The point is that even if you’re in your 60s or 70s, you still have plenty of time to accomplish things. Even if you have one year left you still have time to accomplish meaningful things.
Here are a few examples of businesses started by those in their 40s.
I really like the movie, The Founder. It’s about Ray Kroc and his role in the McDonald’s we know today.There are some definite hard feelings about the brothers that started the first restaurant. But in the view of many, McDonald’s wouldn’t be what it is today without Ray Kroc. That’s how I feel.
Ray was 52 years old when he went to visit the McDonald brothers after selling them some milkshake mixers. He saw the opportunity and the rest became history. He accomplished quite a lot over the next 20-30 years.
Harland Sanders was 40 years old when he started a filling station in 1930. That year he also started selling fried chicken to customers in the station. That eventually turned into the Kentucky Fried Chicken we know today.
Herb Kelleher wasn’t quite 40 when he incorporated Southwest Airlines with a couple business partners. But he was 40 when a few years later the airline first took flight.
Herb was a lawyer with no experience in the airline industry. But the industry was appealing to him. It seemed like fun and it seemed like there was an opportunity.
Many 40-year olds are looking to slow down. Herb was looking for adventure.
The Dodge Brothers were in their 40s when they finally launched vehicles of their own. They had been in business longer making parts for other companies including Ford. But eventually they wanted to build their own, but it took awhile for them to do it.
Sadly, they both would die in 1920. They were only in the vehicle business for about five or six years. If only they would have had more time or started sooner.
DreamWorks launched with much fanfare in 1994. Three entertainment industry titans – David Geffen, Steven Spielberg and Jeffery Katzenberg. Each of the founders was over 40 at the time and had been in the industry for many years. But they thought they could do great things with their own studio and by the end of the ’90s and into the early ’00s they definitely released some great film and music.
6. American Express & Wells Fargo
Not many individuals are founders in two huge companies or well known brands.
But most people recognize the two brands above. They’ve been around for centuries. And one man played a major role in both: Henry Wells.
Both companies started around 1850 when Wells was 42 years old. It’s strange that his age at the time is the same age as the average founder today.
Or maybe it’s not that strange…
HGTV is perhaps the last successful cable media company. While the other cable channels have been in decline, HGTV has been growing. It will be interesting to see if they can continue their success. I’m thinking that they will.
Kenneth Lowe had been successful in radio and other entertainment arenas. Then in 1992, when he was in his early 40s, he was flipping through the newspaper when he realized something…
There was a cable channel for every section of the paper – sports, news, etc. – but not for the Home & Garden section.
Many people thought he was crazy, but he’s proven them all wrong.
8. GoDaddy & PXG
Bob Parsons was 46 when he launched GoDaddy in 1997. He was 63 when he launched PXG. GoDaddy has become one of the leading website companies in the world.

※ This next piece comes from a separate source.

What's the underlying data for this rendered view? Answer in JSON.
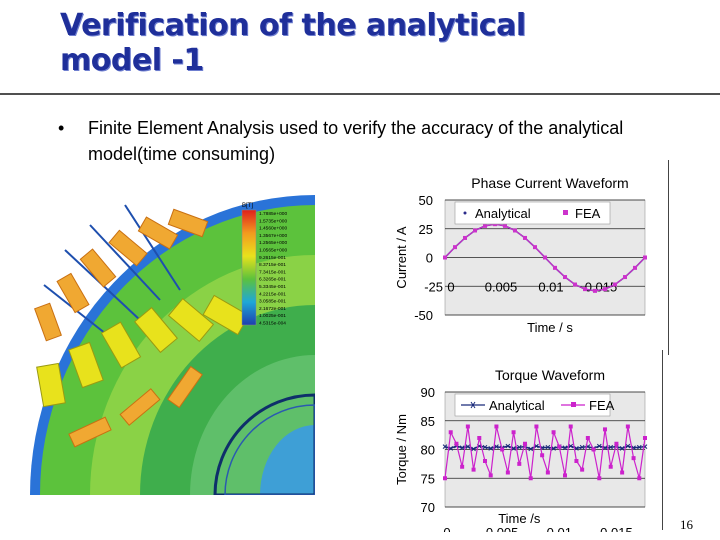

And PXG, or Parsons Xtreme Golf, is quickly becoming a big brand in the golfing world.
Even if you’ve started one business – success or failure – there is no reason you can’t start more.
40 years old is young. There is no reason you can’t start a business at any age. There is a phrase in golf that I love. It goes that the golf ball doesn’t know who is hitting it. The same is true for the business world. The market doesn’t care who the business operator is. It only cares about value.
The only thing holding you back from success is you and the barriers you set for yourself. Like age.